Pour nous, qui n’avons jamais eu affaire aux rois ni aux empereurs de ce monde, mais qui avons eu maintes fois à nous prononcer devant ces autres rois, non moins ombrageux, ou ces prétendants de la littérature, nous qui savons combien souvent, sous notre plume, la louange apparente n’a été qu’un conseil assaisonné, nous entrerons de près dans la pensée de M. de Fontanes, et, d’après les renseignements les plus précis, les plus divers et les mieux comparés, nous tâcherons de faire ressortir, à travers les vicissitudes, l’esprit d’une conduite toujours honorable, de marquer, sous l’adresse du langage, les intentions d’un cœur toujours généreux et bon.

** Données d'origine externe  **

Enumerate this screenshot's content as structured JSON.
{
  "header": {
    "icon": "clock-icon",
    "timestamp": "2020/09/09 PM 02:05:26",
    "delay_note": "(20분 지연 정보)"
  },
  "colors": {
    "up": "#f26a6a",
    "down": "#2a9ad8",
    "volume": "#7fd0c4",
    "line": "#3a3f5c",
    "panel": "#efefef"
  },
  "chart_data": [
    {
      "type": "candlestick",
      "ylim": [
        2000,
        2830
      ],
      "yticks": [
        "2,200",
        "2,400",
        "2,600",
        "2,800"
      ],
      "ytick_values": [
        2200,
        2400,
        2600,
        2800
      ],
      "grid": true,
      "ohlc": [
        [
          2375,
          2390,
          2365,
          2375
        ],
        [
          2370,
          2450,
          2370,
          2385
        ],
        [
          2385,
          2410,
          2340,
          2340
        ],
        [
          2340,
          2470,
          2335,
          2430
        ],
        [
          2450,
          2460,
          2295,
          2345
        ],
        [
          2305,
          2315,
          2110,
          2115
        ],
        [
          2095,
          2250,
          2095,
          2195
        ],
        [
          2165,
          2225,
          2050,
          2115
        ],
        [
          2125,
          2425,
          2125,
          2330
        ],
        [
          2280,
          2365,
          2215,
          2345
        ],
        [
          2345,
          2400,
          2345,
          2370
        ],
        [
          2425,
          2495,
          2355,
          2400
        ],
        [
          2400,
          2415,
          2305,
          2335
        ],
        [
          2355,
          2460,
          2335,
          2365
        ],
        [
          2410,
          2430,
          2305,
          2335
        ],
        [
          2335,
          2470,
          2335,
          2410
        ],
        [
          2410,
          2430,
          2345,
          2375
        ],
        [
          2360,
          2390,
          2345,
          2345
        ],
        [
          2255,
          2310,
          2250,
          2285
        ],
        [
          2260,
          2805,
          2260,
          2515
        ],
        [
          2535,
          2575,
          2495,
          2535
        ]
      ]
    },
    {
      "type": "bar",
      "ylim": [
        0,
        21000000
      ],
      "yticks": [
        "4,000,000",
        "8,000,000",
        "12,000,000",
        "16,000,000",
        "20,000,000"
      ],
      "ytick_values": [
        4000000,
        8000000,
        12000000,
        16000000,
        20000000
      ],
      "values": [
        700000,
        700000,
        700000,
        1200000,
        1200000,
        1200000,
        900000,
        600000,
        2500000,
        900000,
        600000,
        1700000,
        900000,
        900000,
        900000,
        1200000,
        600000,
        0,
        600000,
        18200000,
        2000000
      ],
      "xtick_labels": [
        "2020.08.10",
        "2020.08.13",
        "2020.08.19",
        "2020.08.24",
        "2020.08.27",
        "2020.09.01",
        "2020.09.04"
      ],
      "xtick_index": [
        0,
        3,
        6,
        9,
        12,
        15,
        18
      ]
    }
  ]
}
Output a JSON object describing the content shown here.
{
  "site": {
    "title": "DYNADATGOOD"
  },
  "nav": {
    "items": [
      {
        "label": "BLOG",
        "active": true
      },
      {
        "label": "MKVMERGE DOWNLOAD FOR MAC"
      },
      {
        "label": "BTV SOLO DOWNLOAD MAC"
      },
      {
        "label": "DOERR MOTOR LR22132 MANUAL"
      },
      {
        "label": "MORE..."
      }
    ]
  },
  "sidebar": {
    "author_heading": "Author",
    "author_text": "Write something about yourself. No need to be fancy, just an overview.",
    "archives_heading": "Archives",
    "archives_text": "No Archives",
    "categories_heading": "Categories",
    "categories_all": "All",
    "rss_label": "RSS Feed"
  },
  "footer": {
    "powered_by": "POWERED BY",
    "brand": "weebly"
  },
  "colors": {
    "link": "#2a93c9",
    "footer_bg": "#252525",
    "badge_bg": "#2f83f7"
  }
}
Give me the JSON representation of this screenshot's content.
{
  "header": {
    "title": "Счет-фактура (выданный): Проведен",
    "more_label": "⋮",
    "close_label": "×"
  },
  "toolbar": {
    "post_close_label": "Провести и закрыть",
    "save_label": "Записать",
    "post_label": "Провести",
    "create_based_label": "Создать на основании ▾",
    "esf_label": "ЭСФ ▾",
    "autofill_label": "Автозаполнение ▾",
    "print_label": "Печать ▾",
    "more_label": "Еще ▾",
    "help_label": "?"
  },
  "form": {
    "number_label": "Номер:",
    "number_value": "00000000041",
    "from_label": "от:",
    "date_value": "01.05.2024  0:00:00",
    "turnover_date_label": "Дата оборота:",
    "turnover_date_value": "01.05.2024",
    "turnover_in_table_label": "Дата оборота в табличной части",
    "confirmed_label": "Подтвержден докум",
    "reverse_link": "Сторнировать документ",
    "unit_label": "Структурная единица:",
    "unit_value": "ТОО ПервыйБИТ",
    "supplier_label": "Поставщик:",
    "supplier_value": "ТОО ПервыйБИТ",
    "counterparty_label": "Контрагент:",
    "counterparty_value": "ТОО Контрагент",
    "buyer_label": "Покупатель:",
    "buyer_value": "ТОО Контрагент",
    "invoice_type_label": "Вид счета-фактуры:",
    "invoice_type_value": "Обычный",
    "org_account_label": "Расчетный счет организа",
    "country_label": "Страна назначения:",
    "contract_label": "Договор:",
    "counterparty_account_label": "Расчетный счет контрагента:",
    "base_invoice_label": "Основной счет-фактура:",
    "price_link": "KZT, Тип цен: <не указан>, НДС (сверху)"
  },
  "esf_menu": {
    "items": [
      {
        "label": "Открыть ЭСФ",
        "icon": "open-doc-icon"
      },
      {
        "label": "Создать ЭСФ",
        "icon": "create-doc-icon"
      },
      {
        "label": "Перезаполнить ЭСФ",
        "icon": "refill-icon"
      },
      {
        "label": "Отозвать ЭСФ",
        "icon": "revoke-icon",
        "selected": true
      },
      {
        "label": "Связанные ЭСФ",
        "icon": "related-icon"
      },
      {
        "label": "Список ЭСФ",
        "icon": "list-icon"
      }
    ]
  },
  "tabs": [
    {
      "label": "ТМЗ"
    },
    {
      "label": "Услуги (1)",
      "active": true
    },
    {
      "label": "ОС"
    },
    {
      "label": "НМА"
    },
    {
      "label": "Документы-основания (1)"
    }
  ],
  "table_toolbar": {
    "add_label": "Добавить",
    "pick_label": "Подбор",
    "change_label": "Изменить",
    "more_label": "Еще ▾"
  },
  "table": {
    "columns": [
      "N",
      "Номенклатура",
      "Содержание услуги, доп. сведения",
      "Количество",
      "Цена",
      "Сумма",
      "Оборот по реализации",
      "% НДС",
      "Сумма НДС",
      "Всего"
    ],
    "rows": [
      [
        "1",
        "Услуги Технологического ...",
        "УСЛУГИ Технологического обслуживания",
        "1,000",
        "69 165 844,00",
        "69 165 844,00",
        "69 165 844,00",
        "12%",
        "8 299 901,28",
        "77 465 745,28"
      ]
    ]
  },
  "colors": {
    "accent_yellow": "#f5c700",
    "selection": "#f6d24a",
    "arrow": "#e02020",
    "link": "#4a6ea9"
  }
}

M. de Fontanes fut président du Corps législatif depuis le commencement de 1804 jusqu’au commencement de 1810 ; en tout, six fois porté par ses collègues, six fois nommé par Napoléon ; mais, comme tel, il cessa de plaire dès 1808, et son changement fut décidé. Déjà, tout au début, la mort du duc d’Enghien avait amené une première et violente crise. Le 21 mars 1804, de grand matin, Bonaparte le fit appeler, et, le mettant sur le chapitre du duc d’Enghien, lui apprit brusquement l’événement de la nuit. Fontanes ne contint pas son effroi, son indignation. « Il s’agit bien de cela ! lui dit le Consul : Fourcroy va clore après-demain le Corps

  1. Ils ont été odieux sous le couvert d’autrui, et avec tout le fiel de la haine, dans l’histoire dite de l’abbé de Montgaillard : on ne craint pas d’indiquer de telles injures, que détruit l’excès même du venin et que leur grossièreté flétrit.